Nuclear fission reactors already provide air-pollution-free power from 54 plants in 28 states. The locations account for just more than eighteen percent of the electricity generation in the U.S. However, the plants produce long-lasting radioactive waste. Rare and well-publicized meltdowns are also possible in nuclear fission reactors, but they are rare.
Physicist Amory Lovins is the co-founder of Colorado clean energy think tank Rocky Mountain Institute, He said that fission nuclear plants are increasingly costly to develop. He added that sun and wind projects are better choices for grid-level energy production.
Fusion is put forward by proponents as a nuclear solution that addresses most of the concerns. Fusion combines the nuclei of atoms to make energy, while fission splits them apart. Both reactions happen by slamming two nuclei together as part of a process involving enormous speeds and temperatures.
Pacific Fusion is a startup researching nuclear fusion founded by Eric Lander, Will Regan, Keith LeChien, Carrie von Muench, and Leland Ellison. They say on their website that “Fusion is what powers the stars, where hydrogen is squeezed into helium … Fusion could be the ideal power source — emitting no CO2, requiring far less materials and land than other power sources, and offering billions of years of nearly free, globally accessible fuel. The challenge is making affordable systems to use that fuel.”
Pacific's fusion reactor looks a quite different than the typical doughnut-shaped tokamaks being developed by experts in southern France and elsewhere to safely contain fusion reactions. Pacific's device is made of rows of stacked tubes angled toward a dome-shaped chamber at the center, according to a company-published artist’s drawing.
In the Pacific fusion reactor, electromagnetically compressed energy pulses at 100 billionths of a second are of being sent through transmission lines, where they are coupled by two electrodes before hitting a small container of deuterium-tritium fuel. Once there, they causes a crucial fusion reaction.
Pacific claims that it uses "established science" and "proven engineering" vetted by experts in government labs. The company started the effort to bring the pulsed magnet fusion concept to market in 2023 after realizing its viability with low-cost materials and maintenance.
The founders wrote that “Our fuel is vastly cheaper than fossil fuels, even accounting for consumables such as fuel containers."

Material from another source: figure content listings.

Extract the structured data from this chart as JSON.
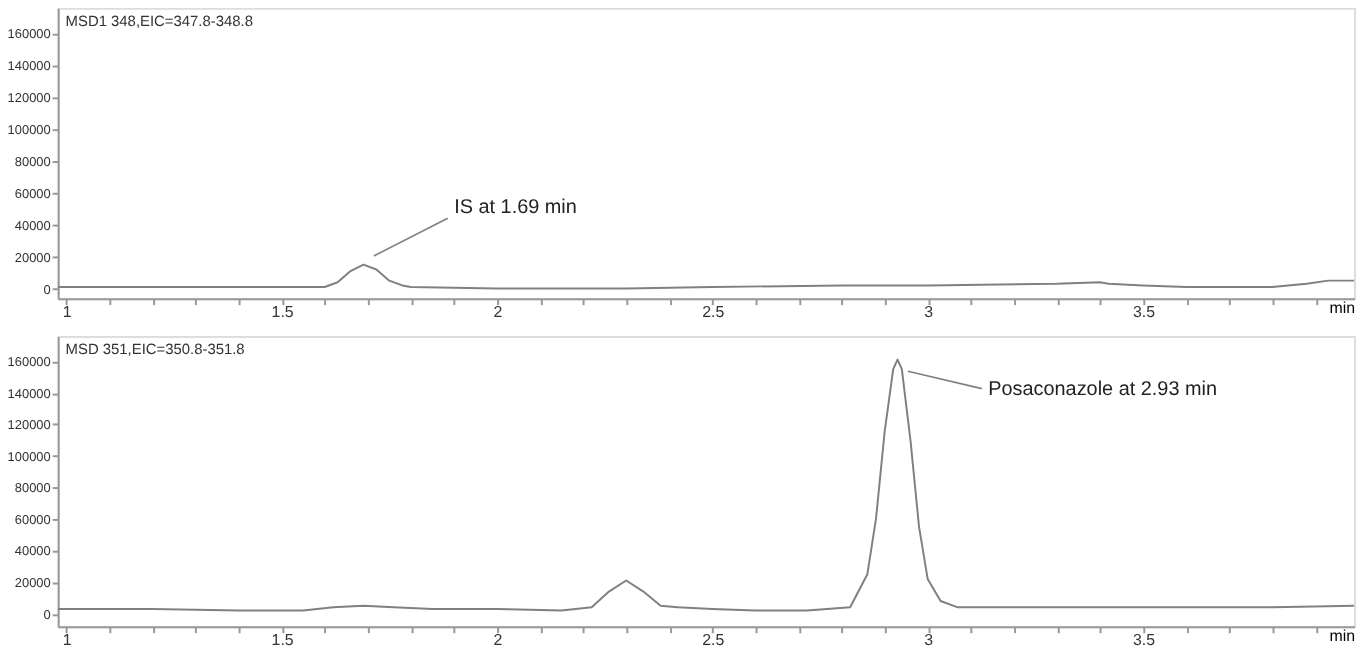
{
  "chart_data": [
    {
      "type": "line",
      "title": "MSD1 348,EIC=347.8-348.8",
      "xlabel": "min",
      "color": "#808080",
      "grid": false,
      "x": [
        0.98,
        1.2,
        1.4,
        1.55,
        1.6,
        1.63,
        1.66,
        1.69,
        1.72,
        1.75,
        1.78,
        1.8,
        2.0,
        2.3,
        2.5,
        2.8,
        3.0,
        3.3,
        3.4,
        3.42,
        3.5,
        3.6,
        3.8,
        3.88,
        3.93,
        3.99
      ],
      "values": [
        1000,
        1000,
        1000,
        1000,
        1000,
        4000,
        11000,
        15000,
        12000,
        5000,
        2000,
        1000,
        0,
        0,
        1000,
        2000,
        2000,
        3000,
        4000,
        3000,
        2000,
        1000,
        1000,
        3000,
        5000,
        5000
      ],
      "xlim": [
        0.98,
        3.99
      ],
      "ylim": [
        -6000,
        176000
      ],
      "xticks": [
        1,
        {
          "value": 1.1,
          "label": null
        },
        {
          "value": 1.2,
          "label": null
        },
        {
          "value": 1.3,
          "label": null
        },
        {
          "value": 1.4,
          "label": null
        },
        1.5,
        {
          "value": 1.6,
          "label": null
        },
        {
          "value": 1.7,
          "label": null
        },
        {
          "value": 1.8,
          "label": null
        },
        {
          "value": 1.9,
          "label": null
        },
        2,
        {
          "value": 2.1,
          "label": null
        },
        {
          "value": 2.2,
          "label": null
        },
        {
          "value": 2.3,
          "label": null
        },
        {
          "value": 2.4,
          "label": null
        },
        2.5,
        {
          "value": 2.6,
          "label": null
        },
        {
          "value": 2.7,
          "label": null
        },
        {
          "value": 2.8,
          "label": null
        },
        {
          "value": 2.9,
          "label": null
        },
        3,
        {
          "value": 3.1,
          "label": null
        },
        {
          "value": 3.2,
          "label": null
        },
        {
          "value": 3.3,
          "label": null
        },
        {
          "value": 3.4,
          "label": null
        },
        3.5,
        {
          "value": 3.6,
          "label": null
        },
        {
          "value": 3.7,
          "label": null
        },
        {
          "value": 3.8,
          "label": null
        },
        {
          "value": 3.9,
          "label": null
        }
      ],
      "yticks": [
        0,
        20000,
        40000,
        60000,
        80000,
        100000,
        120000,
        140000,
        160000
      ],
      "annotations": [
        {
          "text": "IS at 1.69 min",
          "x": 1.69,
          "y": 15000
        }
      ]
    },
    {
      "type": "line",
      "title": "MSD 351,EIC=350.8-351.8",
      "xlabel": "min",
      "color": "#808080",
      "grid": false,
      "x": [
        0.98,
        1.2,
        1.4,
        1.55,
        1.62,
        1.69,
        1.76,
        1.85,
        2.0,
        2.15,
        2.22,
        2.26,
        2.3,
        2.34,
        2.38,
        2.42,
        2.5,
        2.6,
        2.72,
        2.82,
        2.86,
        2.88,
        2.9,
        2.92,
        2.93,
        2.94,
        2.96,
        2.98,
        3.0,
        3.03,
        3.07,
        3.2,
        3.5,
        3.8,
        3.99
      ],
      "values": [
        3000,
        3000,
        2000,
        2000,
        4000,
        5000,
        4000,
        3000,
        3000,
        2000,
        4000,
        14000,
        21000,
        14000,
        5000,
        4000,
        3000,
        2000,
        2000,
        4000,
        25000,
        60000,
        115000,
        155000,
        161000,
        155000,
        110000,
        55000,
        22000,
        8000,
        4000,
        4000,
        4000,
        4000,
        5000
      ],
      "xlim": [
        0.98,
        3.99
      ],
      "ylim": [
        -8000,
        176000
      ],
      "xticks": [
        1,
        {
          "value": 1.1,
          "label": null
        },
        {
          "value": 1.2,
          "label": null
        },
        {
          "value": 1.3,
          "label": null
        },
        {
          "value": 1.4,
          "label": null
        },
        1.5,
        {
          "value": 1.6,
          "label": null
        },
        {
          "value": 1.7,
          "label": null
        },
        {
          "value": 1.8,
          "label": null
        },
        {
          "value": 1.9,
          "label": null
        },
        2,
        {
          "value": 2.1,
          "label": null
        },
        {
          "value": 2.2,
          "label": null
        },
        {
          "value": 2.3,
          "label": null
        },
        {
          "value": 2.4,
          "label": null
        },
        2.5,
        {
          "value": 2.6,
          "label": null
        },
        {
          "value": 2.7,
          "label": null
        },
        {
          "value": 2.8,
          "label": null
        },
        {
          "value": 2.9,
          "label": null
        },
        3,
        {
          "value": 3.1,
          "label": null
        },
        {
          "value": 3.2,
          "label": null
        },
        {
          "value": 3.3,
          "label": null
        },
        {
          "value": 3.4,
          "label": null
        },
        3.5,
        {
          "value": 3.6,
          "label": null
        },
        {
          "value": 3.7,
          "label": null
        },
        {
          "value": 3.8,
          "label": null
        },
        {
          "value": 3.9,
          "label": null
        }
      ],
      "yticks": [
        0,
        20000,
        40000,
        60000,
        80000,
        100000,
        120000,
        140000,
        160000
      ],
      "annotations": [
        {
          "text": "Posaconazole at 2.93 min",
          "x": 2.93,
          "y": 161000
        }
      ]
    }
  ]
}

If the Pacific design can be safely scaled, the energy source could increase the country's share of power produced with little or no heat-trapping fumes, resulting in planetwide benefits.

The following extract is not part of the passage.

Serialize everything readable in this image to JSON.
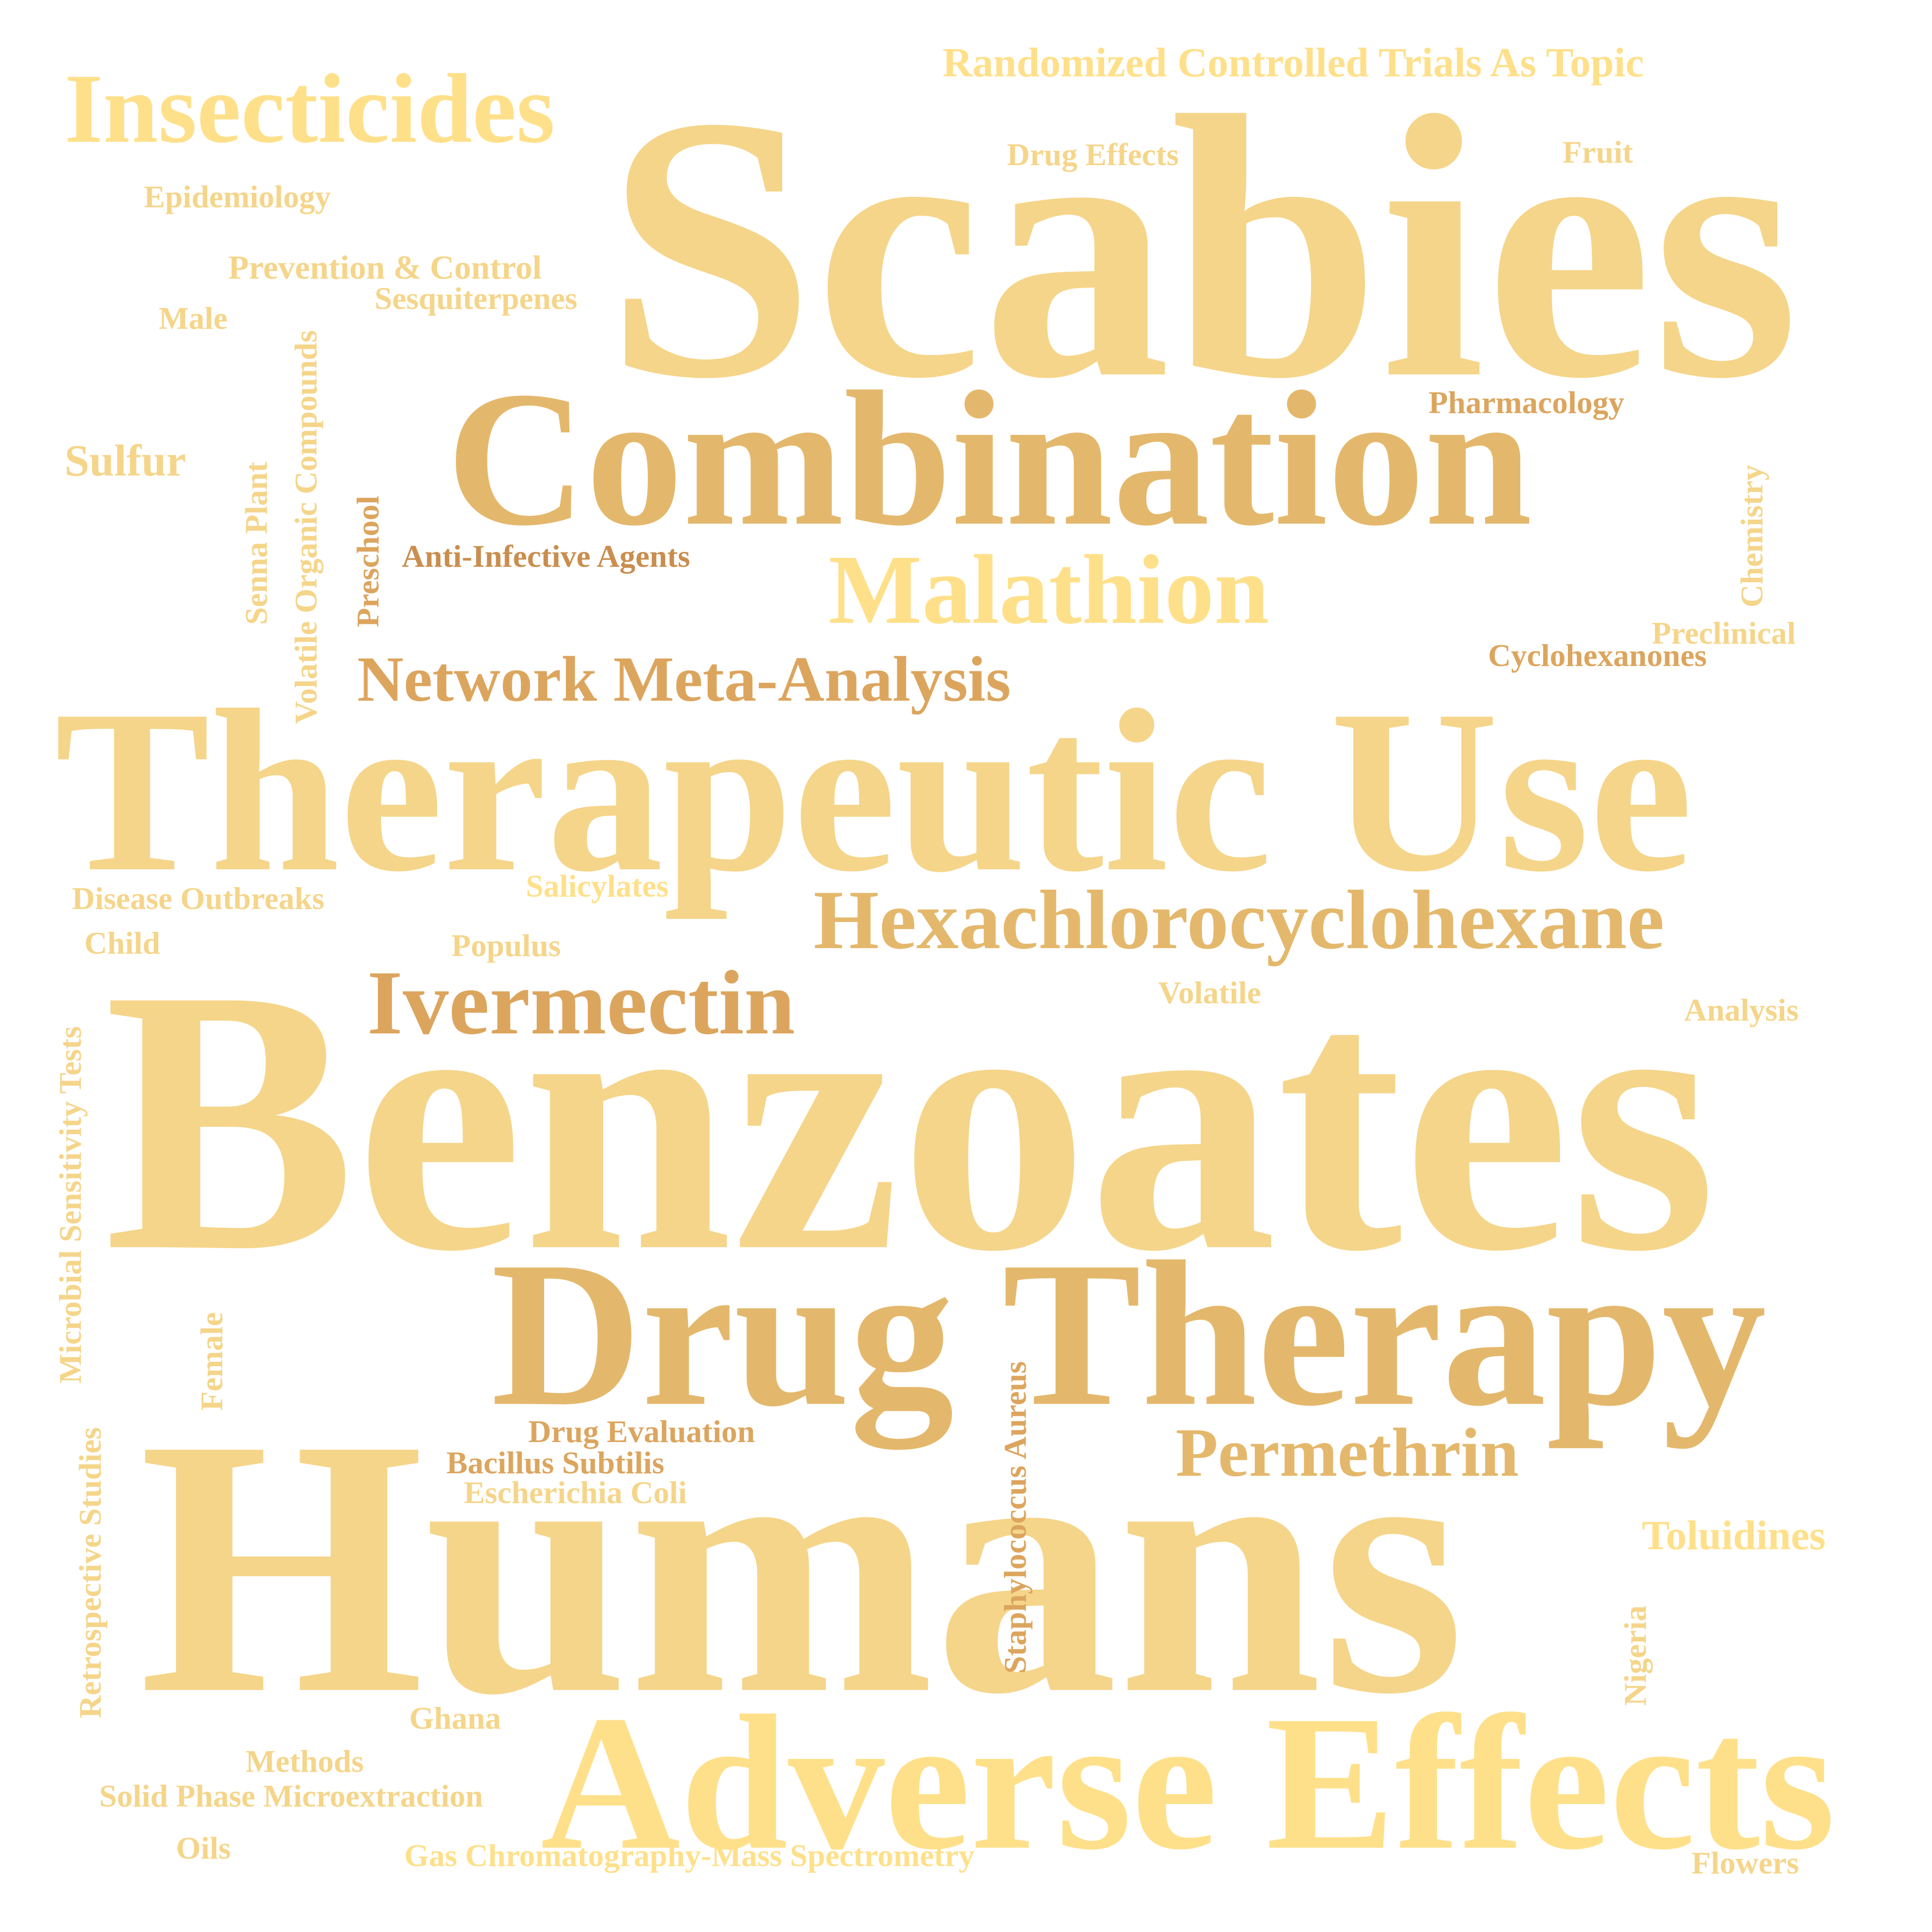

The National Oceanic and Atmospheric Administration reports that air pollution can dissolve into seawater, causing acidification that harms marine life. That is a serious problem because seafood feeds about three billion people worldwide. The industry also provides an income for up to twelve percent of the world's population, all noted by the Nature Conservancy.
In the short term, people can help reduce pollution by switching to LED lights, which produce five times less planet-warming fumes than traditional bulbs. This easy upgrade can save six hundred dollars per year when forty bulbs are replaced in the average house.
Eventually, LEDs may be powered with help from energy pulses and fusion reactions. The Pacific team has nine hundred million dollars in funding from investors to support its work, with the goal of building a device that creates more energy than is needed to operate, according to the company.
The founders wrote that “We have a clear path toward achieving these goals, and we're well on our way to completing our first major milestones.”